Feito isso, é hora de escavar e construir alguns itens que irão compor o sistema: a caixa de gordura, aterrada ou não, a depender do terreno, porém sempre posicionada acima do filtro; o filtro, de alvenaria ou biológico e o reservatório para água limpa.

Em seguida, faça a instalação da caixa d’água de distribuição (caixa elevada), que deve ficar o mais alto possível, para que a água desça por gravidade. Instale também uma bomba (0,5 CV) para transportar a água da cisterna de estocagem até a caixa elevada.

Pronto, agora é construir um sistema de irrigação por gotejamento a partir de canos de PCV e/ou mangueiras.

Fique atento para:

A marcação e escavação do buraco do filtro e da cisterna de estocagem devem ter as seguintes dimensões: 2,5m de diâmetro e 0,5m de profundidade (buraco do filtro) e 3,0m de diâmetro e 1,5m de profundidade (buraco da cisterna de estocagem).

As caixas de gordura são no formato quadrado, com dimensões de 0,40m X 0,40m X 0,40m em tijolos de cerâmica. Reboque e faça uma tampa móvel.

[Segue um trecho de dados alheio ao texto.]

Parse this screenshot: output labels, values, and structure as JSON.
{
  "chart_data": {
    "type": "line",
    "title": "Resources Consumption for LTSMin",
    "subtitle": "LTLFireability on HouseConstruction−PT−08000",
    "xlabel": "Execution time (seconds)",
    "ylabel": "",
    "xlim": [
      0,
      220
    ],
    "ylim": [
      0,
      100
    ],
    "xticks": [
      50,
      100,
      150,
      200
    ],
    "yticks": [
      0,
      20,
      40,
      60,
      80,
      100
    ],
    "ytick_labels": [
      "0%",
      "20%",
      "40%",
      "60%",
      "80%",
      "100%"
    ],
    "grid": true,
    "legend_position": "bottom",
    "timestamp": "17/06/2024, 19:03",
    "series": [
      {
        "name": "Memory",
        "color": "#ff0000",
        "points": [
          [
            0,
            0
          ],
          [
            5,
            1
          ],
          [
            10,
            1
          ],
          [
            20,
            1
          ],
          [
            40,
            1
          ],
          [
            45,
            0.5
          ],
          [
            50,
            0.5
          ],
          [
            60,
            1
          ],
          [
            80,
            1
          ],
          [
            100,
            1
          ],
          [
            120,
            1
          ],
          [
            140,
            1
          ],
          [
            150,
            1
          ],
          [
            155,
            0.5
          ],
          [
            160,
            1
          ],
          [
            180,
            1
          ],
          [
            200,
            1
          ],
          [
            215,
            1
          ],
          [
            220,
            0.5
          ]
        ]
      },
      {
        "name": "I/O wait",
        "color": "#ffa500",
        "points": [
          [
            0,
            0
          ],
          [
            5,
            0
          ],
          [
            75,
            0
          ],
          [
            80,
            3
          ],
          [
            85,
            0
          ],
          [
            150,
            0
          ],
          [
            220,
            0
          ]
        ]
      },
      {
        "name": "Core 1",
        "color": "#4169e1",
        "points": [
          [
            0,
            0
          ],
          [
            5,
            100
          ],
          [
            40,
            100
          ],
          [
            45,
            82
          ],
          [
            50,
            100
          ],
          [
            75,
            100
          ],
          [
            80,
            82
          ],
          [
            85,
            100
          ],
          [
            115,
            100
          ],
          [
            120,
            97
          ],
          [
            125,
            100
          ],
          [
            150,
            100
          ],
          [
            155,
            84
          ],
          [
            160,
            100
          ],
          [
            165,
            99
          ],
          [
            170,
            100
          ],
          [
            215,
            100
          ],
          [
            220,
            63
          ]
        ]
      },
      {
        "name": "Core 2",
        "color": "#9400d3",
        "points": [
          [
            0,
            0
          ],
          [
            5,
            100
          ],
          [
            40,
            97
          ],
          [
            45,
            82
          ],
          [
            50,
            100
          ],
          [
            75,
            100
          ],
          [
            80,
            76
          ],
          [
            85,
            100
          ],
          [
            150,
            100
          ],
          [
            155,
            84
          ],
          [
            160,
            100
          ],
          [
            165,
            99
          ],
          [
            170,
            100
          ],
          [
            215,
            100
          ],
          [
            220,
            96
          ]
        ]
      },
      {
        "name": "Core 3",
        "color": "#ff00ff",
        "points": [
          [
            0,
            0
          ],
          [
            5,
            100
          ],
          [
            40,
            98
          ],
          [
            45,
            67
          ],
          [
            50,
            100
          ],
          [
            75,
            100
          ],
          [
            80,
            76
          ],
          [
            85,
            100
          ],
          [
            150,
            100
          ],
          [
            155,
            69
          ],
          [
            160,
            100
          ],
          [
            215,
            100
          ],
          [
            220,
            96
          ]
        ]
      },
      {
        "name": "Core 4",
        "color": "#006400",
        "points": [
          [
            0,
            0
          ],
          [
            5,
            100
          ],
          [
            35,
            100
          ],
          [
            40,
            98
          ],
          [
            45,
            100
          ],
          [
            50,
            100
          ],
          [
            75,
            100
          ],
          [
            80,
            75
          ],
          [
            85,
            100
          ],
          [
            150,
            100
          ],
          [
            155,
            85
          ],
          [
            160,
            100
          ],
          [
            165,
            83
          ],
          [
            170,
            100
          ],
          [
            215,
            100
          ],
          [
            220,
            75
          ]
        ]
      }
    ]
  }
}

O filtro cilíndrico tem diâmetro de 1,5m e altura de 0,75m, piso concretado e 24 placas pré-moldadas. Confeccionar também duas fiadas de placas, cada fiada com 12 placas. O filtro construído será amarrado por fora com arame nº 12 galvanizado com duas voltas para cada fiada, além de ser rebocado por fora e por dentro.

Estamos quase lá! Falta fazer 104 placas pré-moldadas, de 0,40m X 0,35m. A sugestão é fazer 3 a 4 traços, cada um com 15 latas de areia e 1 saco de cimento.

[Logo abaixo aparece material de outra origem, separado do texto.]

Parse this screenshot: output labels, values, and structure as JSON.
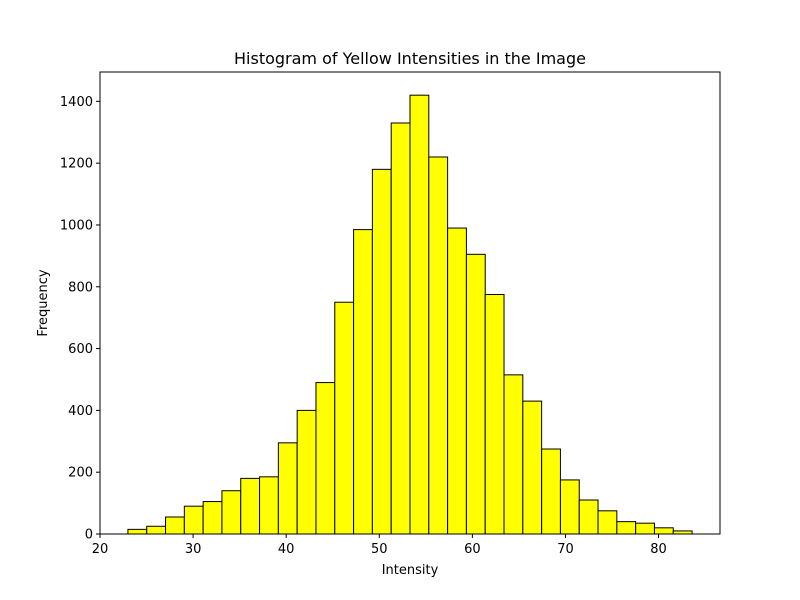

A recomendação é de que o sistema de irrigação por gotejo seja feito por meio de 90 metros de canos ou mangueiras de 20 milímetros de diâmetro, distribuídos numa área de produção agrícola de 200m².

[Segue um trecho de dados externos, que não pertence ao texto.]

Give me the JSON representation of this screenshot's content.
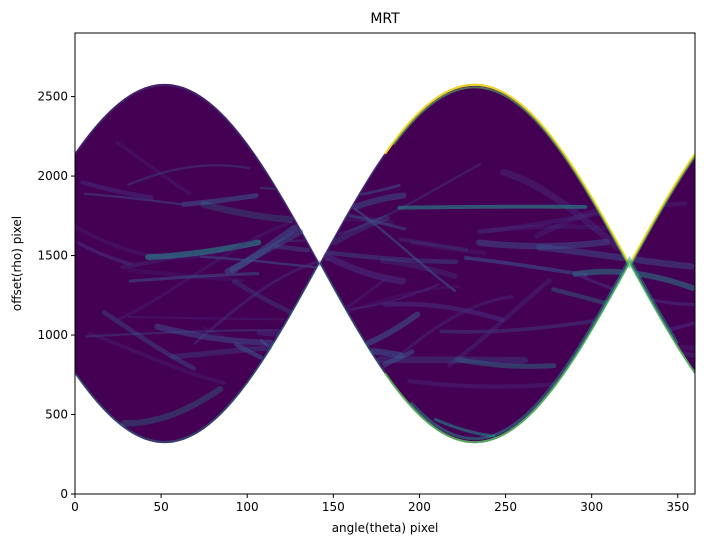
{
  "chart_data": {
    "type": "heatmap",
    "title": "MRT",
    "xlabel": "angle(theta) pixel",
    "ylabel": "offset(rho) pixel",
    "xlim": [
      0,
      360
    ],
    "ylim": [
      0,
      2900
    ],
    "x_ticks": [
      0,
      50,
      100,
      150,
      200,
      250,
      300,
      350
    ],
    "y_ticks": [
      0,
      500,
      1000,
      1500,
      2000,
      2500
    ],
    "x_tick_labels": [
      "0",
      "50",
      "100",
      "150",
      "200",
      "250",
      "300",
      "350"
    ],
    "y_tick_labels": [
      "0",
      "500",
      "1000",
      "1500",
      "2000",
      "2500"
    ],
    "colormap": "viridis",
    "colors": {
      "background": "#440154",
      "low": "#472d7b",
      "mid": "#3b528b",
      "teal": "#21918c",
      "green": "#5ec962",
      "high": "#fde725"
    },
    "envelope": {
      "center": 1450,
      "amplitude": 1130,
      "phase_deg": 52,
      "period_deg": 360
    },
    "grid": false,
    "legend": "none"
  }
}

Nessa experiência, dez pessoas trabalharam para implantação da tecnologia. Teve também um esquema de mutirão e a contratação de pedreiros.

Adiantou de quê?

Tem mais água para produzir em Congo, o que fortalece o cultivo de alimentos. O solo, por sua vez, também se beneficia dos nutrientes da água tratada.

“O pé de mamão, coitadinho, tava quase morrendo, aí depois do reuso ele veio começar a brotar agora”, afirma Seu Gilberto, esposo de Andrea.

Assim como a oferta de água aumentou, cresceu também a articulação feminina e a multiplicação de saberes.

Como a experiência tem dado certo, o grupo de mulheres está estimulado a continuar buscando melhorias para a região onde vive e, claro, para suas famílias.

Desenrolar da História

Foi a partir de um intercâmbio de conhecimentos que essa história começou. Participaram dele mulheres do Cariri Ocidental e de outras comunidades assessoradas pelo PATAC, nos municípios de Olivedos e Cubati, onde o sistema de reuso de água servida já era utilizado.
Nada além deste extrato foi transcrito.